Following mounting complaints from Iraq’s beleaguered Christian minority—who are desperate for security and a chance to rebuild—the United States has doubled-down on its pledge to channel funds to the persecuted religious groups who need such resources for their communities to survive.
At the direction of the White House, the US Agency for International Development (USAID) will address holdups in the process to assist Christians and Yazidis threatened by ISIS genocide.
Vice President Mike Pence announced last year that the US would shift its aid to support them directly rather through the United Nations, only to realize in recent weeks that many groups in the region were still waiting for the help they were promised.
“The Vice President will not tolerate bureaucratic delays in implementing the Administration’s vision to deliver the assistance we promised to the people we pledged to help,” spokeswoman Alyssa Farah said in a statement last week, announcing that USAID administrator Mark Green would travel to Iraq to meet with local leaders.
In a Wall Street Journal op-ed, Green wrote that despite the Trump administration’s efforts to prioritize Christians and other persecuted minorities, the bureaucracy in place over the past several months still leaned on earlier thinking, “such as an overreliance on the UN and an inadequate appreciation for the work accomplished by faith-based organizations.”

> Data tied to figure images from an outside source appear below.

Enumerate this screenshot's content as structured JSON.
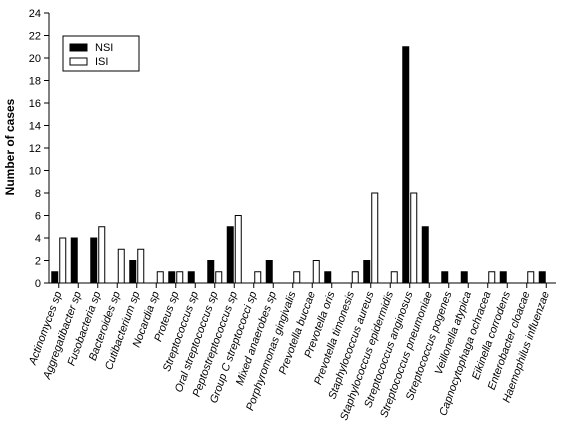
{
  "chart_data": {
    "type": "bar",
    "ylabel": "Number of cases",
    "xlabel": "",
    "ylim": [
      0,
      24
    ],
    "yticks": [
      "0",
      "2",
      "4",
      "6",
      "8",
      "10",
      "12",
      "14",
      "16",
      "18",
      "20",
      "22",
      "24"
    ],
    "grid": false,
    "legend_position": "top-left",
    "categories": [
      "Actinomyces sp",
      "Aggregatibacter sp",
      "Fusobacteria sp",
      "Bacteroides sp",
      "Cutibacterium sp",
      "Nocardia sp",
      "Proteus sp",
      "Streptococcus sp",
      "Oral streptococcus sp",
      "Peptostreptococcus sp",
      "Group C streptococci sp",
      "Mixed anaerobes sp",
      "Porphyromonas gingivalis",
      "Prevotella buccae",
      "Prevotella oris",
      "Prevotella timonesis",
      "Staphylococcus aureus",
      "Staphylococcus epidermidis",
      "Streptococcus anginosus",
      "Streptococcus pneumoniae",
      "Streptococcus pogenes",
      "Veillonella atypica",
      "Capnocytophaga ochracea",
      "Eikinella corrodens",
      "Enterobacter cloacae",
      "Haemophilus influenzae"
    ],
    "series": [
      {
        "name": "NSI",
        "color": "#000000",
        "values": [
          1,
          4,
          4,
          0,
          2,
          0,
          1,
          1,
          2,
          5,
          0,
          2,
          0,
          0,
          1,
          0,
          2,
          0,
          21,
          5,
          1,
          1,
          0,
          1,
          0,
          1
        ]
      },
      {
        "name": "ISI",
        "color": "#ffffff",
        "values": [
          4,
          0,
          5,
          3,
          3,
          1,
          1,
          0,
          1,
          6,
          1,
          0,
          1,
          2,
          0,
          1,
          8,
          1,
          8,
          0,
          0,
          0,
          1,
          0,
          1,
          0
        ]
      }
    ]
  }
}
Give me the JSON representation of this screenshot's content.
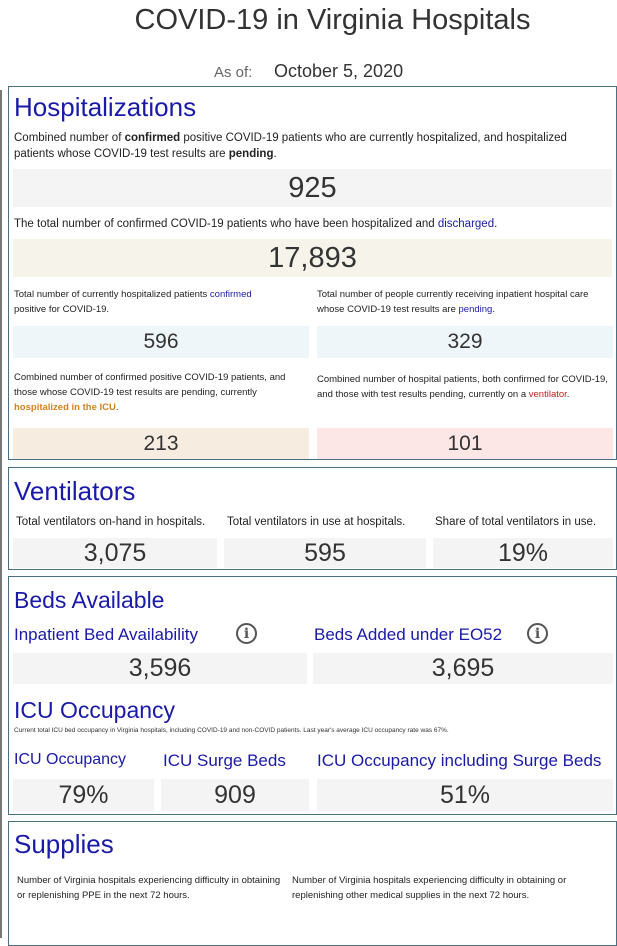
{
  "page_title": "COVID-19 in Virginia Hospitals",
  "as_of": {
    "label": "As of:",
    "date": "October 5, 2020"
  },
  "hospitalizations": {
    "title": "Hospitalizations",
    "combined": {
      "desc_a": "Combined number of ",
      "desc_b": "confirmed",
      "desc_c": " positive COVID-19 patients who are currently hospitalized, and hospitalized patients whose COVID-19 test results are ",
      "desc_d": "pending",
      "desc_e": ".",
      "value": "925"
    },
    "discharged": {
      "desc_a": "The total number of confirmed COVID-19 patients who have been hospitalized and ",
      "desc_b": "discharged",
      "desc_c": ".",
      "value": "17,893"
    },
    "confirmed": {
      "desc_a": "Total number of currently hospitalized patients ",
      "desc_b": "confirmed",
      "desc_c": " positive for COVID-19.",
      "value": "596"
    },
    "pending": {
      "desc_a": "Total number of people currently receiving inpatient hospital care whose COVID-19 test results are ",
      "desc_b": "pending",
      "desc_c": ".",
      "value": "329"
    },
    "icu": {
      "desc_a": "Combined number of confirmed positive COVID-19 patients, and those whose COVID-19 test results are pending, currently ",
      "desc_b": "hospitalized in the ICU",
      "desc_c": ".",
      "value": "213"
    },
    "ventilator": {
      "desc_a": "Combined number of hospital patients, both confirmed for COVID-19, and those with test results pending, currently on a ",
      "desc_b": "ventilator",
      "desc_c": ".",
      "value": "101"
    }
  },
  "ventilators": {
    "title": "Ventilators",
    "on_hand": {
      "label": "Total ventilators on-hand in hospitals.",
      "value": "3,075"
    },
    "in_use": {
      "label": "Total ventilators in use at hospitals.",
      "value": "595"
    },
    "share": {
      "label": "Share of total ventilators in use.",
      "value": "19%"
    }
  },
  "beds": {
    "title": "Beds Available",
    "inpatient": {
      "label": "Inpatient Bed Availability",
      "value": "3,596",
      "icon": "info-icon"
    },
    "eo52": {
      "label": "Beds Added under EO52",
      "value": "3,695",
      "icon": "info-icon"
    },
    "icu_title": "ICU Occupancy",
    "icu_desc": "Current total ICU bed occupancy in Virginia hospitals, including COVID-19 and non-COVID patients. Last year's average ICU occupancy rate was 67%.",
    "icu_occupancy": {
      "label": "ICU Occupancy",
      "value": "79%"
    },
    "icu_surge": {
      "label": "ICU Surge Beds",
      "value": "909"
    },
    "icu_incl_surge": {
      "label": "ICU Occupancy including Surge Beds",
      "value": "51%"
    }
  },
  "supplies": {
    "title": "Supplies",
    "ppe_desc": "Number of Virginia hospitals experiencing difficulty in obtaining or replenishing PPE in the next 72 hours.",
    "other_desc": "Number of Virginia hospitals experiencing difficulty in obtaining or replenishing other medical supplies in the next 72 hours."
  },
  "colors": {
    "heading": "#1a1aa8",
    "border": "#4a6f85",
    "orange": "#d4821e",
    "red": "#c0231b"
  }
}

“The US stands with the persecuted religious and ethnic communities of the Middle East. And the federal government won’t rest until these oppressed people receive the help they need to thrive again,” Green said.
“That’s the message I will deliver personally to Christian and Yazidi leaders when I visit Iraq this month. On behalf of President Trump, I will assure them that American assistance will soon turn from an inconsistent trickle into a steady stream.”
The trickle of funding so far this year had left out some major humanitarian players in the Nineveh Plains region, including Christian groups that had been involved in relief and reconstruction efforts there for years.
Grant proposals by the Nineveh Reconstruction Committee and the Catholic University in Erbil, for example, had been rejected outright, leaving religious freedom advocates and officials concerned about how US funds were being used in the region.
While the Catholic Church in Iraq attempts to help thousands of families resettle in villages leveled by ISIS, Archbishop Bashar Warda, leader of the Chaldean Catholic Church in Erbil, said the US assistance they had hoped for never arrived. Worse, as he told Crux, private funding dropped because donors expected the groups to receive government aid as pledged by Pence.
Because the vice president’s announcement was so widely celebrated among Christian leaders and advocates for the persecuted church—representatives from Knights of Columbus, Open Doors USA, the 21st Century Wilberforce Initiative, and more—the news that the US failed to follow through with the assistance came as a major disappointment.
For the sake of Christianity’s future in Iraq, and the security of the Middle East, “USAID must use whatever creativity is necessary to complete its mission and keep Mr. Pence’s pledge to Iraq’s religious minorities,” wrote Representative Chris Smith, who chairs a congressional foreign affairs subcommittee on international organizations, and national security expert Robert McFarlane.
Even as Green and the administration make efforts to improve the process, questions remain over the long-term stability and future for the region, where Christianity sits “on the edge of extinction” due to the unrest that forced as many as 90 percent of believers to flee their historic homeland.
“Given the various proposed cuts to USAID and the State Department, if large amounts of money are made available this year, how are the programs that they catalyze sustainable if the next fiscal year has no money to follow-up?” asked Chris Seiple, president emeritus of the Institute for Global Engagement. “Will the money given leave people with higher expectations, and less results?”
For years, Seiple has observed the tricky balance between the desire to single out religious minorities to give them the help they need and bringing together all groups in the region to work together on peacemaking efforts.
“It still remains true that statistically, Muslims suffered the most at the hands of ISIS. But Yazidis and Christians suffered existentially,” he told CT. “So how do you do break through an international legal norm and culture for all relief and development agencies, government and NGOs—to render aid in a religion-blind manner, irrespective of their beliefs—to help people based on their religion?”
After visiting Iraq in December, he shared some of the biggest needs and areas of progress among Christians and Yazidis. While funding can help address the physical hurdles they are working to overcome, the humanitarian crisis in Nineveh is also a geopolitical one that leaders need to address with better organizational structures and unifying narratives for Iraq’s most vulnerable.
“In other words, there can be no meaningful relief/development without immediate security,” he concluded. “And assuming security, there can be no enduring relief/development without consciously and constantly integrating the narrative of common citizenship and reconciliation into each and every program.”